Он смотрит на сундук и в этот момент выглядит старше своих лет.
— Таков наш мир. Слабаков не терпит. Я это понял после того, как моего отца изувечили у Городского центра. — Ответить нечего, поэтому Ходжес молчит. — А знаете, что больше всего хотели получить в «Нью-йоркере»?
Ходжес не зря проработал тридцать лет детективом.
— Полагаю, краткое содержание двух последних романов о Джимми Голде, его сестре и друзьях. Кто, что, где, как и когда сделал и чем это закончилось.
— Да. И я — единственный, кому это известно. А теперь я подхожу к извинениям. — И он очень серьезно смотрит на Ходжеса.
— Пит, тебе незачем извиняться. Официальных обвинений против тебя не выдвинуто, а я тем более не держу на тебя зла. Холли и Джером — тоже. Мы просто рады, что твои мать и сестра живы и здоровы.
— Но все могло пойти по-другому. Только потому, что в тот день я ничего не сказал вам в автомобиле, а потом еще и удрал от вас через аптеку. Готов спорить, если бы не это, Беллами никогда бы не пришел в наш дом. У Тины до сих пор кошмары.
— Она винит в этом тебя?
— Ну… нет.
— Вот видишь, — говорит Ходжес. — Тебя держали на мушке, в прямом и переносном смысле.

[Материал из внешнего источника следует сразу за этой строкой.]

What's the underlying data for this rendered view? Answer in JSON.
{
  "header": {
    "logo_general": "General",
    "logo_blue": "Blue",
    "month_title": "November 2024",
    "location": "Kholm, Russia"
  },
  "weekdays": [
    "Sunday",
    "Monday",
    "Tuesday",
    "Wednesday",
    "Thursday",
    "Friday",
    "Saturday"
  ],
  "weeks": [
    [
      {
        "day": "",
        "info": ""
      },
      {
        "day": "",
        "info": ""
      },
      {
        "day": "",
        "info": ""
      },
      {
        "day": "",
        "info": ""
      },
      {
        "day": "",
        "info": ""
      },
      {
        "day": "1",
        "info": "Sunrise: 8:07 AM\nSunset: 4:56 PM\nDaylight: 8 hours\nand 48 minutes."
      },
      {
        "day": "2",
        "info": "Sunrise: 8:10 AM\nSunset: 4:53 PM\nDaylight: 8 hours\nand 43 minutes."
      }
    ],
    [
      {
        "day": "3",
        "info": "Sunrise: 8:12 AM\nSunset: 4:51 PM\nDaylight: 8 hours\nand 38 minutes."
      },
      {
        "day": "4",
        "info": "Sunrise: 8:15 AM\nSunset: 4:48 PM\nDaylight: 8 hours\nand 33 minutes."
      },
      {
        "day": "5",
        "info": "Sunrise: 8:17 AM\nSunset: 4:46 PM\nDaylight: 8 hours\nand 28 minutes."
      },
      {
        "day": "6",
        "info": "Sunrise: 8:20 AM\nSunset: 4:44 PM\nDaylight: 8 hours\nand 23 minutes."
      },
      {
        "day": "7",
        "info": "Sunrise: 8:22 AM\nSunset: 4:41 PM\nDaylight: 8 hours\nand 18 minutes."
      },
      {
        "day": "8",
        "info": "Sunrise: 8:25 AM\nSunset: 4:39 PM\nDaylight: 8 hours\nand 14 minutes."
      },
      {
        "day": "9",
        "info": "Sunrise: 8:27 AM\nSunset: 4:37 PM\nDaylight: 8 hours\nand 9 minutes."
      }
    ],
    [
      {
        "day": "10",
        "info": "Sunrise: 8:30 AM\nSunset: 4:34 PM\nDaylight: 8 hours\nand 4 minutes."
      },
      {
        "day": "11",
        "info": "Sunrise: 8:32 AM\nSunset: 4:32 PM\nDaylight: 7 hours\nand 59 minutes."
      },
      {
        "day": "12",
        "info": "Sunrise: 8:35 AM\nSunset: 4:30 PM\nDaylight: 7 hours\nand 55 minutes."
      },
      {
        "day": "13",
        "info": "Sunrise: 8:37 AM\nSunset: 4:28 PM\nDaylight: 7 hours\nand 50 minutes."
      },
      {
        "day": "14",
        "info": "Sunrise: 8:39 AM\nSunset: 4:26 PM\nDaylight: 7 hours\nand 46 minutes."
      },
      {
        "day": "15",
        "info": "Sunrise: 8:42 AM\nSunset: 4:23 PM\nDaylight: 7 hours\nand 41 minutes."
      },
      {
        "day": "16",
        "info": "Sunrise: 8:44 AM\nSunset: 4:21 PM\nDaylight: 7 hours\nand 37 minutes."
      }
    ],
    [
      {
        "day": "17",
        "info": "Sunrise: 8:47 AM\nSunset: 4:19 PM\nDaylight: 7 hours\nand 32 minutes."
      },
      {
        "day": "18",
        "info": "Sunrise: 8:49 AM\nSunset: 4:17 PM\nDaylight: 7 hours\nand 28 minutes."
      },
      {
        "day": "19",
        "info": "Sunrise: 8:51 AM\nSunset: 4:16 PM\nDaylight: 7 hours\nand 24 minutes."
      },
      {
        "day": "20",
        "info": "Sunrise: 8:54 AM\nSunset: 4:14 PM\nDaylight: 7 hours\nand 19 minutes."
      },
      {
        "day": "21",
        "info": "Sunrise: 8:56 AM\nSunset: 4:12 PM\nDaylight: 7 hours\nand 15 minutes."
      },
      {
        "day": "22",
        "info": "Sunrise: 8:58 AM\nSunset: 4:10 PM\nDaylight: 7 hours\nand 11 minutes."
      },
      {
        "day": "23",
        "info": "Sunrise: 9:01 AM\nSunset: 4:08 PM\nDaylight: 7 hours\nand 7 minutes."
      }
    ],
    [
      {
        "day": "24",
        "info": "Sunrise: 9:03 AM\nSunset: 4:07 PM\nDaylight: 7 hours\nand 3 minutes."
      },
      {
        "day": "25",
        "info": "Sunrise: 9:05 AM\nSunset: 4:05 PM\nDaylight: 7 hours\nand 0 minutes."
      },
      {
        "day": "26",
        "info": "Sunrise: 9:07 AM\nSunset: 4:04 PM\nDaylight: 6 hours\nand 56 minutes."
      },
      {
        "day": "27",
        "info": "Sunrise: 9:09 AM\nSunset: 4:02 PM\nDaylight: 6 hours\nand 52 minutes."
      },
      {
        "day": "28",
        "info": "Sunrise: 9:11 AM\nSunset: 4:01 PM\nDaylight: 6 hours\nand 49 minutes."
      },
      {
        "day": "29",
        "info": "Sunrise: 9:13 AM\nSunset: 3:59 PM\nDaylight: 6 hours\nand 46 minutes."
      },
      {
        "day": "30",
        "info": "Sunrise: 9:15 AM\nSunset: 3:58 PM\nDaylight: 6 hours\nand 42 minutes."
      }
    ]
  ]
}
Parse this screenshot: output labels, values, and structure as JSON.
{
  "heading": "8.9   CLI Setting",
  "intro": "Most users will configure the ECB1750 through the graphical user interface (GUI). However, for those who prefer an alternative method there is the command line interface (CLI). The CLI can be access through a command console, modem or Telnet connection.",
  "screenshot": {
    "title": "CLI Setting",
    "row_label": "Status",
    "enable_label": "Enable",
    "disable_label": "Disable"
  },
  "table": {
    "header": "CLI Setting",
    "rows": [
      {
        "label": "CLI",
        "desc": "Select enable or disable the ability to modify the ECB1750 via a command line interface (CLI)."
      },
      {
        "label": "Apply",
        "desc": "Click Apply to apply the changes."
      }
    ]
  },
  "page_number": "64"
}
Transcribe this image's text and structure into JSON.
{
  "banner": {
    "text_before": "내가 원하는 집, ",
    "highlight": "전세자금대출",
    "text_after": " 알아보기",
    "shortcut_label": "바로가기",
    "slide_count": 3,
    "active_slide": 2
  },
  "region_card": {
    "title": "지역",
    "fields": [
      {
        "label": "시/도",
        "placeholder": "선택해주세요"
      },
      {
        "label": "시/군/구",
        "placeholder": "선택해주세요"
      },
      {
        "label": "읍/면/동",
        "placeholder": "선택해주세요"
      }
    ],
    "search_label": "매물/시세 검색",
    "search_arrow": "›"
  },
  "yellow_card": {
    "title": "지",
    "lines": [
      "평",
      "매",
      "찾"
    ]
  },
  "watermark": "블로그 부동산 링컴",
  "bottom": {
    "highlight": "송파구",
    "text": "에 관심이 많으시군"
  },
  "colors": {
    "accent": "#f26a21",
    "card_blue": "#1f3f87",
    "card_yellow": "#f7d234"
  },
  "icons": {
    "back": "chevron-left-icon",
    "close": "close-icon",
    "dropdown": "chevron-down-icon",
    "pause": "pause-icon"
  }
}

Холлидей чертовски тебя напугал, и ты не мог знать, что он мертв, собираясь в тот день в его магазин. Что касается Беллами, ты понятия не имел, что он жив, не говоря о том, что он вышел из тюрьмы.
— Это правда, но я не пожелал говорить с вами не только из-за угроз Холлидея. Я по-прежнему думал, что у меня есть шанс оставить записные книжки у себя, понимаете? Именно поэтому я не стал говорить. Поэтому сбежал. Я хотел оставить их у себя. Не могу сказать, что в первую очередь думал об этом, но постоянно помнил. Эти записные книжки… ну… и я должен упомянуть об этом в статье, которую пишу для «Нью-йоркера»… они заколдовали меня. И я должен извиниться, потому что на самом деле не слишком отличался от Морриса Беллами.